A côté de l’enseignement public on a créé ainsi un enseignement privé subventionné. A côté des forces de police et de gendarmerie « classiques » on multiplie les troupes « d’élite ». A côté de l’hôpital public se construisent des cliniques privées remboursées par la Sécurité Sociale. Et maintenant, la solution que l’on a trouvée face à l’envolée des prix du TGV, c’est le transport en autocar.

Au final, les Français payent deux fois le service, celui qui ne marche pas, et celui qui marche à peu près. En tout cas pour ceux qui peuvent à la fois payer leurs impôts et le soutien scolaire pour les enfants, les consultations chez l’ophtalmologiste en dépassement d’honoraire, la mutuelle, etc.

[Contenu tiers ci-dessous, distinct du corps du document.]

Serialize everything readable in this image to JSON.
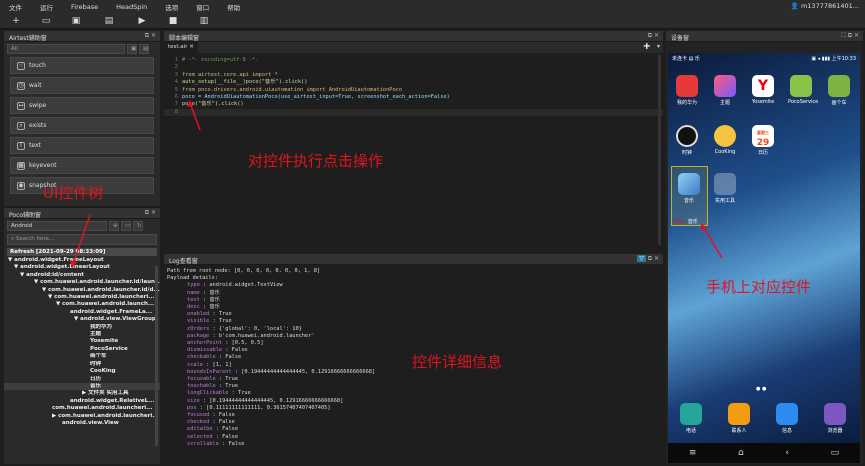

C’est du fait de ce « mille-feuilles » que la France est à la fois un pays où les dépenses publiques sont très élevées, et notamment les dépenses sociales, et les inégalités très fortes.

– Si je vous dis dettes publiques, créances privées, est-ce que cela vous semble refléter “l’ambiguïté” actuelle de la dette ?

Malgré tout ce qui a pu être écrit, y compris dans le rapport Pébereau, la dette publique est une créance privée d’un type un peu particulier : en temps de paix tout au moins, un Etat offre des garanties de pérennité qui lui permettent de rembourser ses échéances par de nouveaux emprunts, ce qu’un particulier ne peut pas faire, et une entreprise pas de manière permanente.

Il y a donc bien une ambiguïté dans la dette publique, qui n’est pas vraiment une créance privée comme les autres. Et cette ambiguïté est une énorme incitation pour les Etats à mal gérer leurs finances.

En effet, comme les marchés les autorisent à emprunter pour rembourser leur dette, et comme dans le même temps les dettes à court terme sont moins chères que les dettes à long terme, les Etats empruntent à court terme. En tout cas ils empruntent à une échéance beaucoup plus courte que la durée de leurs engagements, qui eux se mesurent souvent en dizaines d’années : salaires et retraites de fonctionnaires à vie, infrastructures publiques…

La France est dans ce cas : elle a diminué volontairement la maturité de sa dette publique ces 15 dernières années, pour arriver à une maturité d’aujourd’hui environ 6 ans. Pourtant, avec des taux d’intérêts très faibles et même négatifs aujourd’hui, la France aurait dû au contraire augmenter la maturité de sa dette, voire émettre de la dette perpétuelle.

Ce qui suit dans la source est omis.